In the instant matter, the parties agree on the applicable six-year term of the statute of limitations, but disagree on the date of accrual. Defendant acknowledges the Agreement, but claims that the loans were all for years well exceeding the statute of limitations and are time barred. Specifically, Defendant argues that "[t]he verbal loans would have defaulted as long as twenty-eight (28) years before the filing of the complaint, and the Settlement Agreement over six and one half (6 ½) years before the filing of the complaint." (Def.'s Br. 9.) Further, Defendant asserts that Plaintiff does not claim he was unaware of any purported breach by Defendant, and Plaintiff was aware of the default after only a partial payment was made in December 2006, so the statute of limitations has run.
This matter is essentially one for breach of contract; however, other issues are raised and Defendant asserts that Plaintiff made threats to himself and his family. (Def.'s Br. 6.) Defendant makes several other allegations against Plaintiff regarding a "personal vendetta" which are beyond the scope of this Court's analysis of the pleadings. (Id.) At this stage, this Court focuses on the pleadings and views them in the light most favorable to Plaintiff as is required.
This statement refers to the "other loans" mentioned in the Complaint, in addition to the Agreement. (See Compl. ¶ 2.)
Plaintiff asserts that the statute of limitations began to accrue on December 31, 2012, when the entire amount under the contract was due under the Agreement. (Pl.'s Opp'n 7.) Plaintiff argues that Defendant's partial payment of $55,000 did not accelerate the entire amount due under the contract to December 2006, nor trigger a cause of action for breach of contract. (Id. at 8.)
The Agreement was for payment in installments, and Defendant indicated with the partial payment that he intended to continue to pay (or at least did not indicate that he would not pay). (See Pl.'s Opp'n Br. 3.) Plaintiff accepted the partial payment under those circumstances, but the entire sum was not yet due. Thus, Plaintiff may still pursue the amount owing as of the second installment due December 2012 (that is $850,000 less the $55,000 payment).
Based on the foregoing, this Court finds that the statute of limitations has not run. The statute of limitations for both the breach of contract and the unjust enrichment claim began to run in December 2012. Plaintiff may pursue the remaining amount due under the Agreement.

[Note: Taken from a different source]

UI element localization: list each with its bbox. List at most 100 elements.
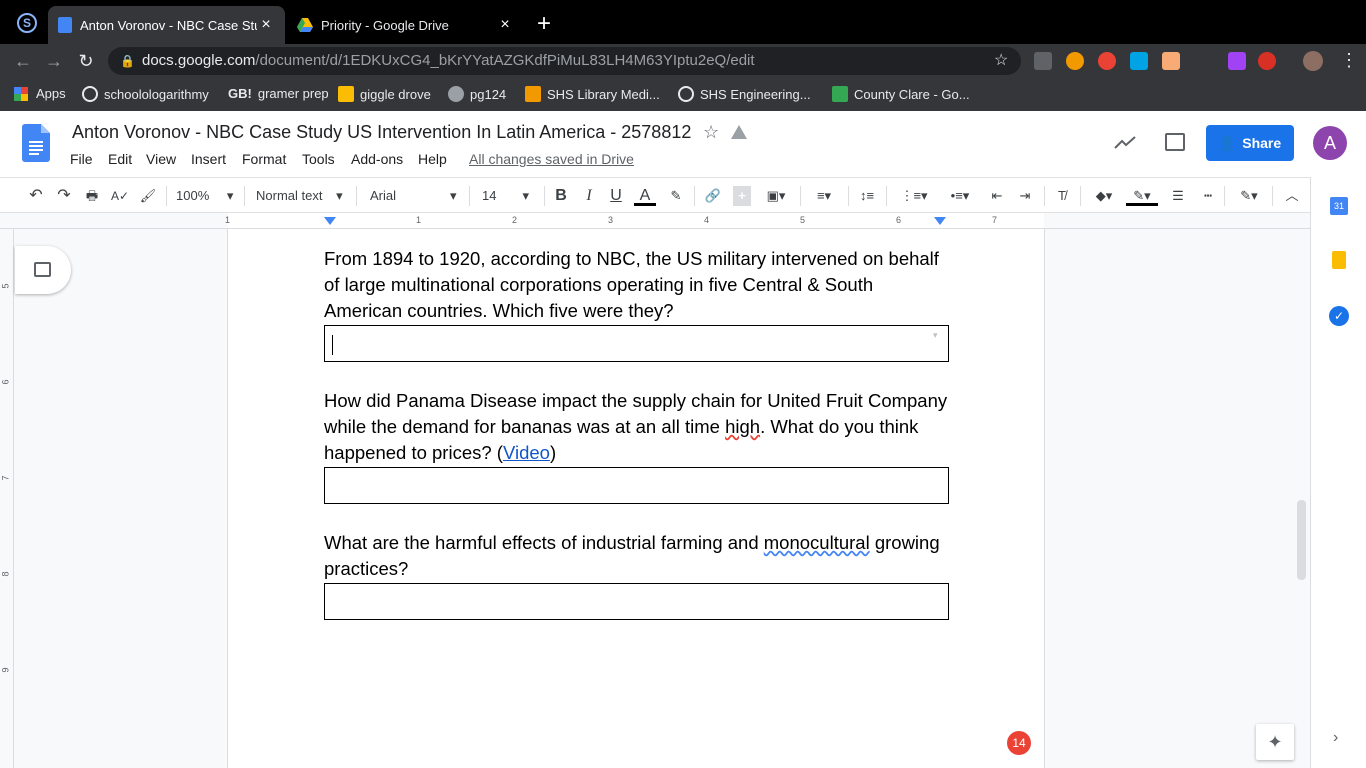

Finally, the claims for "other loans" prior to 2007 that are alluded to in the Complaint, are outside the statute of limitations and are not viable as presented. (Compl. ¶¶ 2, 47.) Plaintiff demands judgment of $962,445.63, but does not provide a complete breakdown for this sum. (See Compl. ¶ 47.) It is unclear which specific loans or verbal loans Plaintiff is referring to with the requested demand. (See, e.g., Compl. ¶ 47.) To the extent that the alleged breach of loans outside the Agreement occurred prior to 2007, they are time barred.
IV. CONCLUSION
For the reasons set forth above, Defendant's Motion to Dismiss is DENIED.